I am Nathielly P. Martins and I am PhD student in the AmazonFACE program (National Institute of Amazonian Research) at Manaus, Brazil. The focus of my research is on tropical nutrient cycling and how the mechanism responsible for mediating this process (roots, microorganisms, enzymes) respond to climatic changes. I work in open top chambers (OTC’s) installed in a Central Amazon forest, where we simulate the increase of CO2 atmosphere concentration by 200ppm. We evaluated inside the OTC’s how to root productivity, root morphological parameters, root phosphatase exudation, microbial and enzymes activity (soil and rhizosphere) will change under elevated CO2 atmospheric concentration. I am also interested in how the P soil availability and the interaction of fine root proliferation in the litter layer can be limiting nutrient cycling processes.

Caroline Miron

BSCI10110: Biological Diversity

I am Ana Caroline Miron P. and I am a forest engineer and graduate student interested in litter decomposition, nutrient cycling, root dynamics and climate change effects on these processes. My masters research is insert in the AmazonFACE program (National Institute of Amazonian Research), at Manaus, Brazil, that investigates the responses of the Amazon forest to rising atmospheric CO2 concentrations.
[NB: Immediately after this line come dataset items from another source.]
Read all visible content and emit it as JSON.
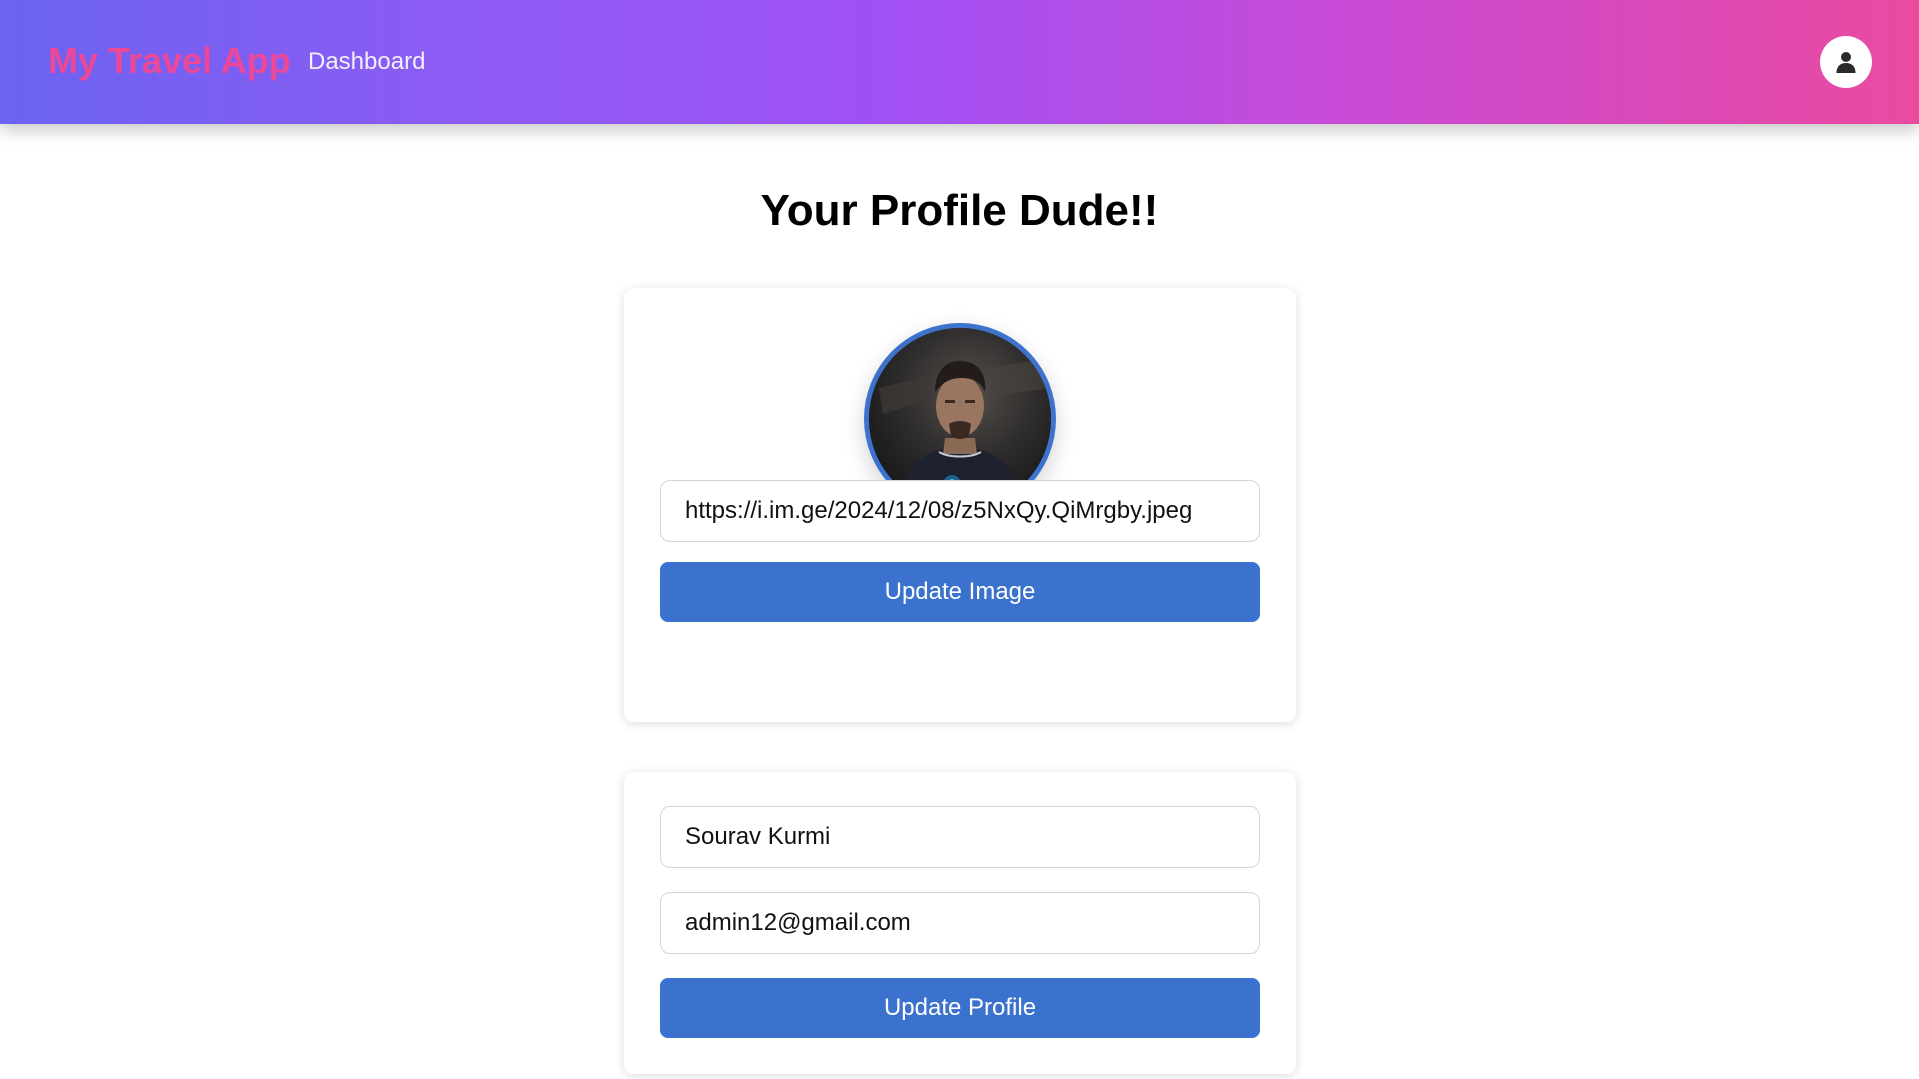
{
  "navbar": {
    "brand": "My Travel App",
    "links": [
      {
        "label": "Dashboard"
      }
    ],
    "user_icon": "user-icon"
  },
  "page": {
    "title": "Your Profile Dude!!"
  },
  "image_card": {
    "photo_alt": "profile photo",
    "url_value": "https://i.im.ge/2024/12/08/z5NxQy.QiMrgby.jpeg",
    "update_button": "Update Image"
  },
  "profile_card": {
    "name_value": "Sourav Kurmi",
    "email_value": "admin12@gmail.com",
    "update_button": "Update Profile"
  },
  "colors": {
    "brand": "#ec4899",
    "accent": "#3b72cd",
    "header_gradient": [
      "#6b63f1",
      "#a050f5",
      "#ea4aa0"
    ]
  }
}
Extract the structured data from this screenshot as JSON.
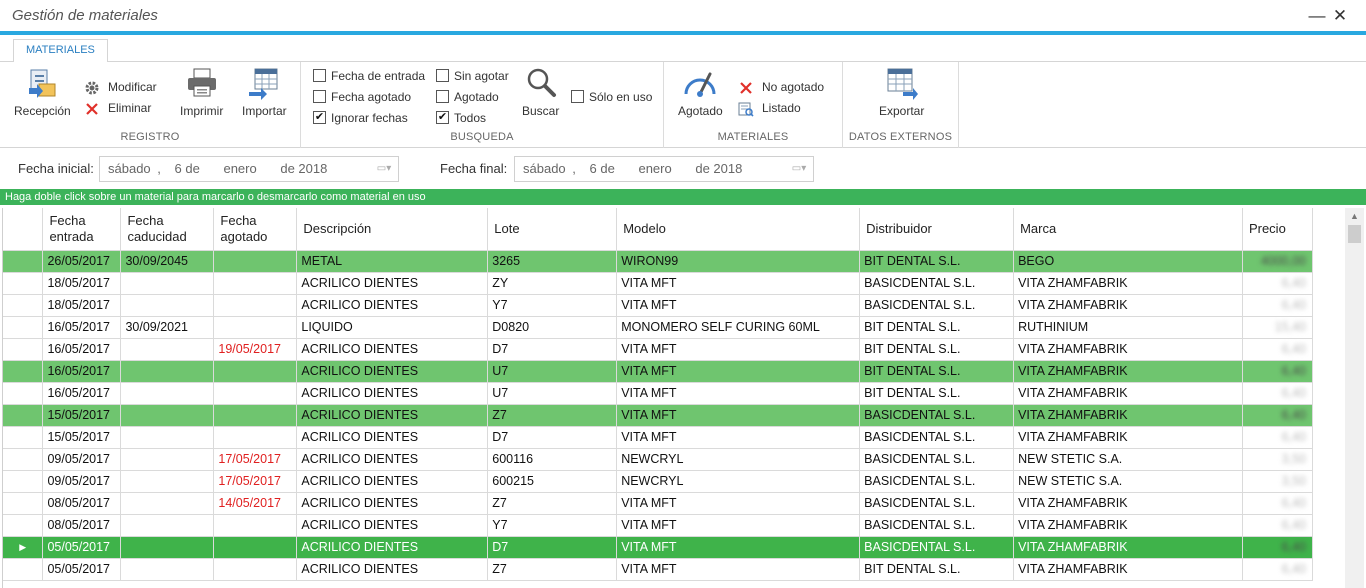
{
  "window": {
    "title": "Gestión de materiales",
    "min_glyph": "—",
    "close_glyph": "✕"
  },
  "tabs": [
    {
      "label": "MATERIALES"
    }
  ],
  "ribbon": {
    "registro": {
      "label": "REGISTRO",
      "recepcion": "Recepción",
      "modificar": "Modificar",
      "eliminar": "Eliminar",
      "imprimir": "Imprimir",
      "importar": "Importar"
    },
    "busqueda": {
      "label": "BUSQUEDA",
      "fecha_entrada": "Fecha de entrada",
      "fecha_agotado": "Fecha agotado",
      "ignorar_fechas": "Ignorar fechas",
      "sin_agotar": "Sin agotar",
      "agotado": "Agotado",
      "todos": "Todos",
      "buscar": "Buscar",
      "solo_en_uso": "Sólo en uso",
      "check_mark": "✔",
      "checked": {
        "fecha_entrada": false,
        "fecha_agotado": false,
        "ignorar_fechas": true,
        "sin_agotar": false,
        "agotado": false,
        "todos": true,
        "solo_en_uso": false
      }
    },
    "materiales": {
      "label": "MATERIALES",
      "agotado": "Agotado",
      "no_agotado": "No agotado",
      "listado": "Listado"
    },
    "datos_externos": {
      "label": "DATOS EXTERNOS",
      "exportar": "Exportar"
    }
  },
  "filters": {
    "fecha_inicial": {
      "label": "Fecha inicial:",
      "weekday": "sábado",
      "sep": ",",
      "day": "6 de",
      "month": "enero",
      "year": "de 2018"
    },
    "fecha_final": {
      "label": "Fecha final:",
      "weekday": "sábado",
      "sep": ",",
      "day": "6 de",
      "month": "enero",
      "year": "de 2018"
    }
  },
  "info_text": "Haga doble click sobre un material para marcarlo o desmarcarlo como material en uso",
  "table": {
    "columns": [
      {
        "l1": "Fecha",
        "l2": "entrada"
      },
      {
        "l1": "Fecha",
        "l2": "caducidad"
      },
      {
        "l1": "Fecha",
        "l2": "agotado"
      },
      {
        "l1": "Descripción",
        "l2": ""
      },
      {
        "l1": "Lote",
        "l2": ""
      },
      {
        "l1": "Modelo",
        "l2": ""
      },
      {
        "l1": "Distribuidor",
        "l2": ""
      },
      {
        "l1": "Marca",
        "l2": ""
      },
      {
        "l1": "Precio",
        "l2": ""
      }
    ],
    "current_row_marker": "▶",
    "rows": [
      {
        "in_use": true,
        "current": false,
        "entrada": "26/05/2017",
        "caducidad": "30/09/2045",
        "agotado": "",
        "descripcion": "METAL",
        "lote": "3265",
        "modelo": "WIRON99",
        "distribuidor": "BIT DENTAL S.L.",
        "marca": "BEGO",
        "precio": "4000,00"
      },
      {
        "in_use": false,
        "current": false,
        "entrada": "18/05/2017",
        "caducidad": "",
        "agotado": "",
        "descripcion": "ACRILICO DIENTES",
        "lote": "ZY",
        "modelo": "VITA MFT",
        "distribuidor": "BASICDENTAL S.L.",
        "marca": "VITA ZHAMFABRIK",
        "precio": "6,40"
      },
      {
        "in_use": false,
        "current": false,
        "entrada": "18/05/2017",
        "caducidad": "",
        "agotado": "",
        "descripcion": "ACRILICO DIENTES",
        "lote": "Y7",
        "modelo": "VITA MFT",
        "distribuidor": "BASICDENTAL S.L.",
        "marca": "VITA ZHAMFABRIK",
        "precio": "6,40"
      },
      {
        "in_use": false,
        "current": false,
        "entrada": "16/05/2017",
        "caducidad": "30/09/2021",
        "agotado": "",
        "descripcion": "LIQUIDO",
        "lote": "D0820",
        "modelo": "MONOMERO SELF CURING 60ML",
        "distribuidor": "BIT DENTAL S.L.",
        "marca": "RUTHINIUM",
        "precio": "15,40"
      },
      {
        "in_use": false,
        "current": false,
        "entrada": "16/05/2017",
        "caducidad": "",
        "agotado": "19/05/2017",
        "descripcion": "ACRILICO DIENTES",
        "lote": "D7",
        "modelo": "VITA MFT",
        "distribuidor": "BIT DENTAL S.L.",
        "marca": "VITA ZHAMFABRIK",
        "precio": "6,40"
      },
      {
        "in_use": true,
        "current": false,
        "entrada": "16/05/2017",
        "caducidad": "",
        "agotado": "",
        "descripcion": "ACRILICO DIENTES",
        "lote": "U7",
        "modelo": "VITA MFT",
        "distribuidor": "BIT DENTAL S.L.",
        "marca": "VITA ZHAMFABRIK",
        "precio": "6,40"
      },
      {
        "in_use": false,
        "current": false,
        "entrada": "16/05/2017",
        "caducidad": "",
        "agotado": "",
        "descripcion": "ACRILICO DIENTES",
        "lote": "U7",
        "modelo": "VITA MFT",
        "distribuidor": "BIT DENTAL S.L.",
        "marca": "VITA ZHAMFABRIK",
        "precio": "6,40"
      },
      {
        "in_use": true,
        "current": false,
        "entrada": "15/05/2017",
        "caducidad": "",
        "agotado": "",
        "descripcion": "ACRILICO DIENTES",
        "lote": "Z7",
        "modelo": "VITA MFT",
        "distribuidor": "BASICDENTAL S.L.",
        "marca": "VITA ZHAMFABRIK",
        "precio": "6,40"
      },
      {
        "in_use": false,
        "current": false,
        "entrada": "15/05/2017",
        "caducidad": "",
        "agotado": "",
        "descripcion": "ACRILICO DIENTES",
        "lote": "D7",
        "modelo": "VITA MFT",
        "distribuidor": "BASICDENTAL S.L.",
        "marca": "VITA ZHAMFABRIK",
        "precio": "6,40"
      },
      {
        "in_use": false,
        "current": false,
        "entrada": "09/05/2017",
        "caducidad": "",
        "agotado": "17/05/2017",
        "descripcion": "ACRILICO DIENTES",
        "lote": "600116",
        "modelo": "NEWCRYL",
        "distribuidor": "BASICDENTAL S.L.",
        "marca": "NEW STETIC S.A.",
        "precio": "3,50"
      },
      {
        "in_use": false,
        "current": false,
        "entrada": "09/05/2017",
        "caducidad": "",
        "agotado": "17/05/2017",
        "descripcion": "ACRILICO DIENTES",
        "lote": "600215",
        "modelo": "NEWCRYL",
        "distribuidor": "BASICDENTAL S.L.",
        "marca": "NEW STETIC S.A.",
        "precio": "3,50"
      },
      {
        "in_use": false,
        "current": false,
        "entrada": "08/05/2017",
        "caducidad": "",
        "agotado": "14/05/2017",
        "descripcion": "ACRILICO DIENTES",
        "lote": "Z7",
        "modelo": "VITA MFT",
        "distribuidor": "BASICDENTAL S.L.",
        "marca": "VITA ZHAMFABRIK",
        "precio": "6,40"
      },
      {
        "in_use": false,
        "current": false,
        "entrada": "08/05/2017",
        "caducidad": "",
        "agotado": "",
        "descripcion": "ACRILICO DIENTES",
        "lote": "Y7",
        "modelo": "VITA MFT",
        "distribuidor": "BASICDENTAL S.L.",
        "marca": "VITA ZHAMFABRIK",
        "precio": "6,40"
      },
      {
        "in_use": true,
        "current": true,
        "entrada": "05/05/2017",
        "caducidad": "",
        "agotado": "",
        "descripcion": "ACRILICO DIENTES",
        "lote": "D7",
        "modelo": "VITA MFT",
        "distribuidor": "BASICDENTAL S.L.",
        "marca": "VITA ZHAMFABRIK",
        "precio": "6,40"
      },
      {
        "in_use": false,
        "current": false,
        "entrada": "05/05/2017",
        "caducidad": "",
        "agotado": "",
        "descripcion": "ACRILICO DIENTES",
        "lote": "Z7",
        "modelo": "VITA MFT",
        "distribuidor": "BIT DENTAL S.L.",
        "marca": "VITA ZHAMFABRIK",
        "precio": "6,40"
      }
    ]
  },
  "colors": {
    "accent": "#29a8e0",
    "in_use_row": "#6fc56f",
    "active_row": "#3fb34a",
    "info_bar": "#3cb35a",
    "agotado_text": "#e02020"
  }
}
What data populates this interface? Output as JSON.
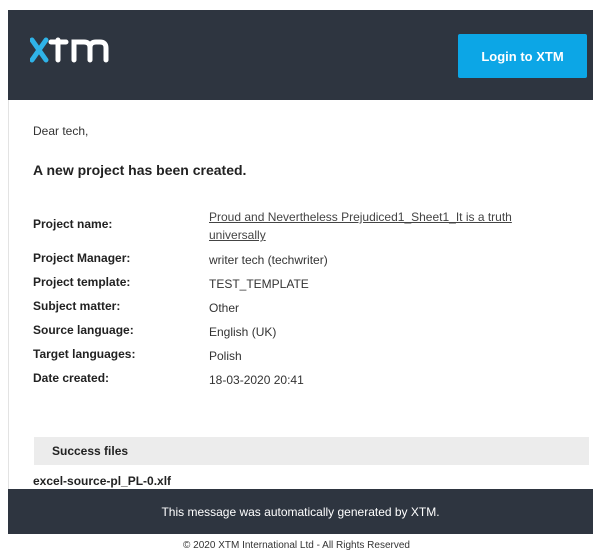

The focus of my dissertation research is to explore factors that might be affecting the seasonal patterns of fine root dynamics in a Central Amazon forest. I am investigating the role of leaf litter decomposition and nutrient release of this process in the soil on the control of fine root growth and mortality and how the climatic seasonality mediates these processes. The fine root dynamics is being analyzed along the vertical soil profile using minirhizotron imaging to a depth of 1 meter.